Diet drives the underlying risk. A person with an almost sugar-free diet has far fewer cavity-causing bacteria in their mouth and far less acid production on their tooth surfaces than a person eating a high-sugar Western diet, regardless of how well either one brushes. Choosing water over sweetened beverages, reducing the frequency of sugar exposure, and prioritizing whole foods reduces the cavity risk that any cleaning tool then has to manage.
Mechanical plaque removal is the core function. Whether you use a neem twig, a miswak, a finger with salt paste, or an oscillating electric toothbrush, the core dental health function is disrupting the bacterial biofilm (plaque) on tooth surfaces regularly enough that it doesn’t build up to the point of causing decay and inflammation. Different tools accomplish this with different efficiency, but all of them accomplish it to some degree when used consistently.
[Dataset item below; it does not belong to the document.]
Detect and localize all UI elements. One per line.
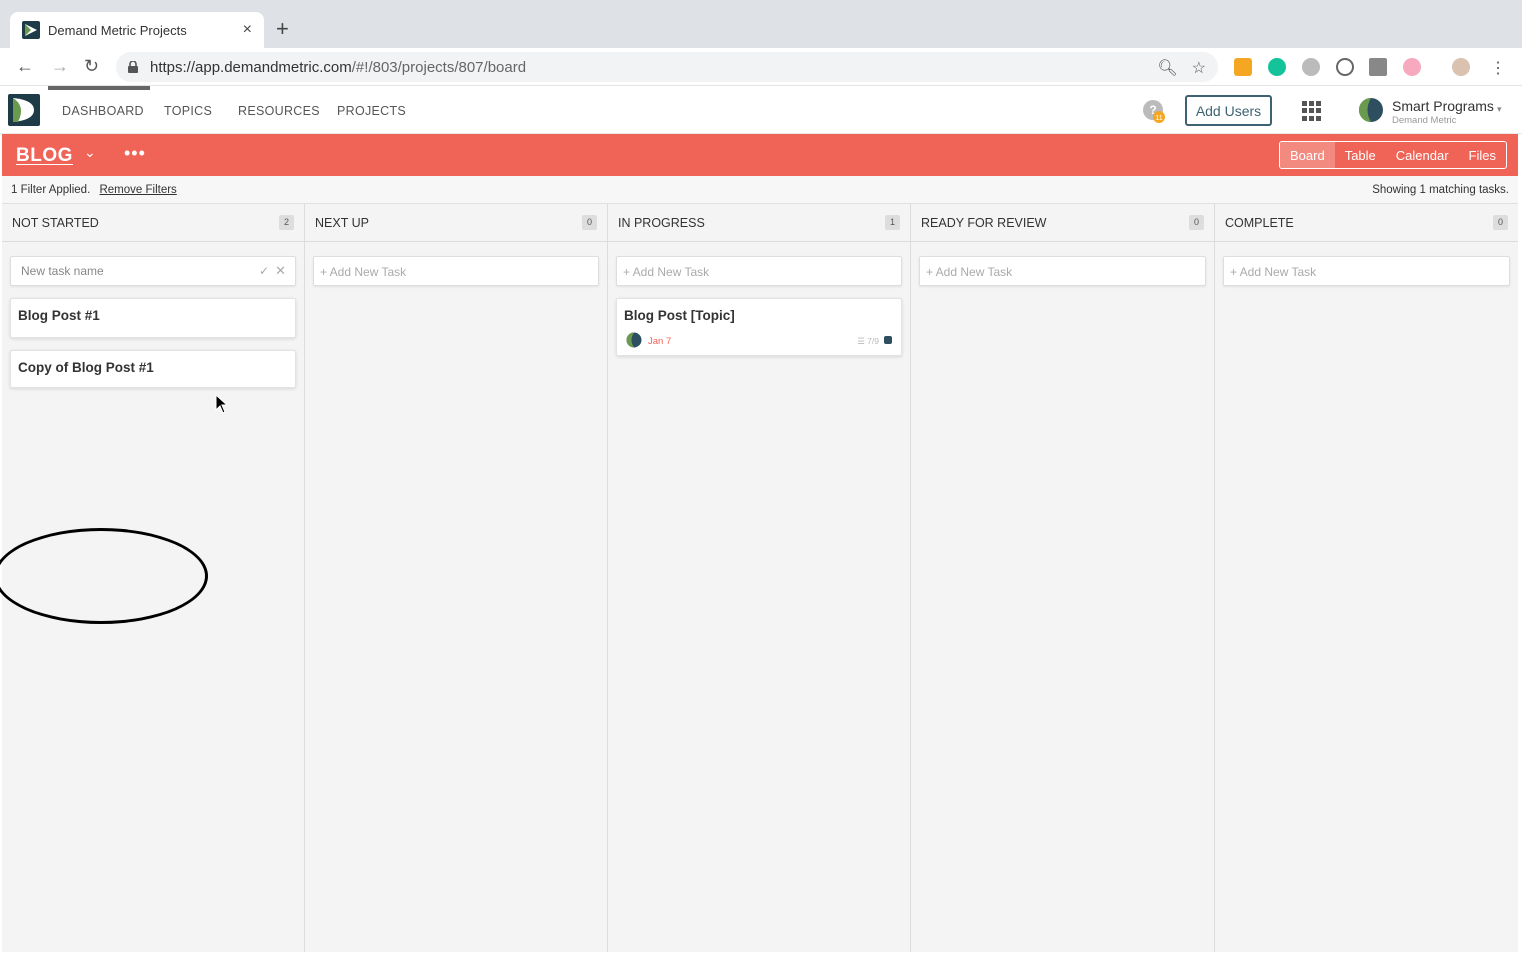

Modern dental hygiene tools do have real advantages. Fluoride toothpaste delivers a protective mineral to enamel that traditional methods don’t match. Well-designed electric toothbrushes reach more surfaces more consistently than most manual methods. Floss and interdental cleaners address the contact areas between teeth that no brush — traditional or modern — can reach.
But the communities around the world still maintaining oral health with ancient tools remind us that the foundation of healthy teeth has always been, and remains, a low-sugar diet and consistent daily cleaning — with whatever is available.